DOW JONES NEWSWIRES 
 

Dish Network Corp. (DISH) and Time Warner Cable Inc. (TWC) each reached multiyear agreements to deliver Univision Communications Inc.'s Spanish-language programming, a niche that has shown viewer growth in the U.S. despite a broader decline in television viewership.

Dish, the nation's second-largest satellite-TV provider behind DirecTV Group Inc. (DTV), said its agreement on Wednesday would distribute Univision, Telefutura and Galavision to its network customers.

Dish faces escalating pressure to devise a new survival strategy in the face of tough competition not only from DirecTV but also from cable providers and local-phone companies also offering television service.

Earlier Wednesday, Univision entered a program agreement with Time Warner Cable to distribute the three networks and, in certain markets, carriage of affiliated stations owned and operated by Entravision Communications Corp. (EVC) and Equity Media Holdings Corp.

In addition, Univision will join with Time Warner to deliver enhanced video services including Start Over and Look back, as well as extensive video on demand and broadband offerings.

Terms of Univision's agreements with Dish and Time Warner Cable weren't disclosed.

Time Warner Cable, the nation's second-largest cable operator behind Comcast Corp. (CMCSA), noted that Hispanics represent a growth opportunity for distributors.

The distribution agreements comes as the Univision Television Network reported audience growth of 5% in March among adults between the ages of 18 to 49, reaching more than two million viewers. In comparison, the company said the average audience of the five largest English-language networks declined by 3%.

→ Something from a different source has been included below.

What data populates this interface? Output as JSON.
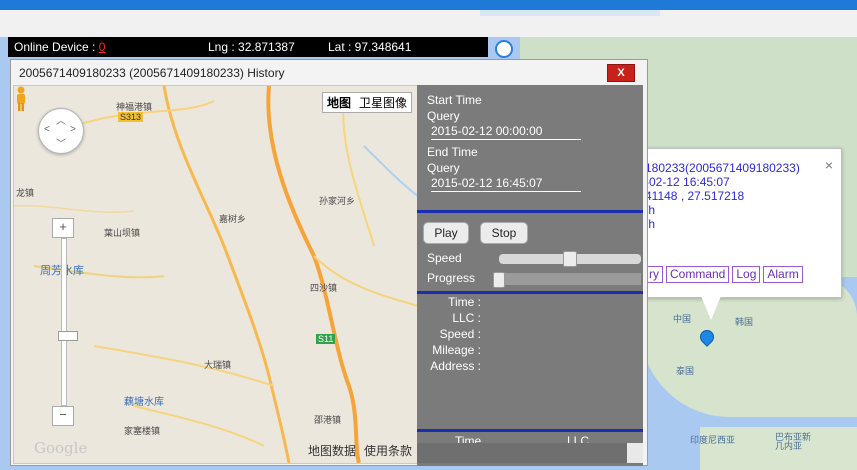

Univision said the network has bucked the trend of viewer erosion and has one of the youngest broadcasting audiences in primetime.

The positive television results were announced two days after Univision reported its fourth-quarter net loss widened on $2.25 billion on write-downs and other charges, as television and radio revenue fell.

Univision has been hurt by an advertising slump that has affected nearly all media companies, and is struggling to make payments on nearly $10 billion of debt, as cash flow falls precipitously and cash on hand declines. Much of the debt came from the company's $12.3 billion leveraged buyout to a consortium of private investors.

Dish's shares were even in after-hours trading at $11.54, while Time Warner Cable's shares remained at $24.57.